Don’s life is trapped by nostalgia. When he and Roger are sitting at the diner with the group of attractive young women, he regales them with stories of the good old days. Who knows if the stories are actually true. But they smack of Don’s persistent inability to evolve. Just like in season one, he womanizes his way through the episode, gets trashed, and sleeps off his hangover at work.

At one point, he has a vision of his old flame Rachel returning to him and trying on the fur coat. He feels her seductiveness, unlike his response to the other women. It’s just a dream, though, and he finds out the next day that Rachel has passed away. His vision is another piece of nostalgia. He’s thinking back on this woman who captivated him for a brief time and his connection to her throughout the episode is a wistful desire for the way she made him feel. Rachel’s sister sees him for who he is: a sad man with a sad life. He knows she’s right and talks about his two divorces, which just reinforces her perception of him.

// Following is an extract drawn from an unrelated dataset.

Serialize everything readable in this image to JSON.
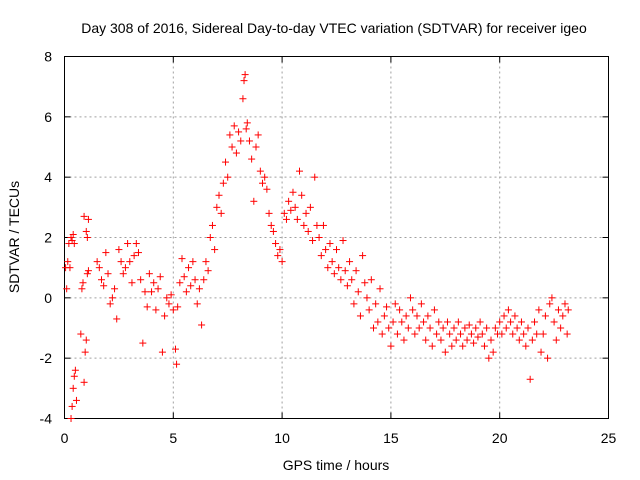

Unfortunately, the dark rain cloud doesn’t only hover over Don. Peggy and Joan battle their own demons. The two women struggle to help a failing nylon company by discussing a new angle with another agency. In response, the three men relentlessly belittle and harass them. Joan is justifiably offended when one of the men comments on her breasts and suggests she get into the brassiere business. Peggy ignores the comments and later shrugs them off. Then the women turn on each other. They’re yin and yang—Peggy is taken seriously, but never the attractive one, while Joan is objectified and never given credit for her business acumen. The saddest part is when they accept that dichotomy and perpetuate it. Peggy criticizes Joan’s clothes and Joan criticizes Peggy for not being as pretty. It’s not bad enough that they have to deal with the sexist men, but they can’t even rely on each other for support.

Peggy tries to soothe her wounded ego by agreeing to a blind date. The guy is a total tool, but after a rocky start they get along fairly well. Drunk Peggy is a lot less uptight than normal Peggy and talks about taking a spontaneous trip to Paris. She can’t find her passport, though, so they settle on going the following week. When she is at work the next day, insecure Peggy takes over and she changes her mind about the trip. She is so afraid of losing control that she will end up alone because she pushes everyone away.

Joan doesn’t fare much better. She consoles herself by doing a lot of retail therapy. Even this moment is ruined, though, when the shop girl recognizes her as a former employee and suggests she could still get the discount. Joan replies that the girl is mistaken. It’s sad that Joan feels ashamed of her past. I think part of her problem rests in the fact that she knows she slept her way to the top—literally—and that wasn’t what she wanted. Now the only way to hold on to her self-worth is to embrace the idea that she is powerful and independent. She’s embarrassed by her more working class background, but at least that was an honest living that didn’t require her to sacrifice her integrity.

The only one who comes out on top is Ken. Sort of. Ken exemplifies the dilemma of the rat race. His wife wants him to pursue his dreams of writing, but he’s already adjusted his sights downward. He’s content if he gets the raise at work. He’s doesn’t see it coming when he gets sacked. You think at that point things might turn around for him. He talks again about returning to writing and that losing his job may be serendipitous. Before that happens, he gets a job at Dow and becomes the agency’s client. He’s pretty much right back where he started.

By the end, Don is alone at the diner, befuddled and vaguely depressed. This is the same state of mind we always leave him in. This is the tough part for me about the show. I am a fan of depressing Victorian literature, where you know things aren’t going to work out for the hero/heroine. But those stories only hook me in if I feel like the character believes there’s a chance for something better. They may fail, but they still try. I don’t feel like Don or the others try. I’m not sure I see things getting better for any of them this season, but I guess we’ll see.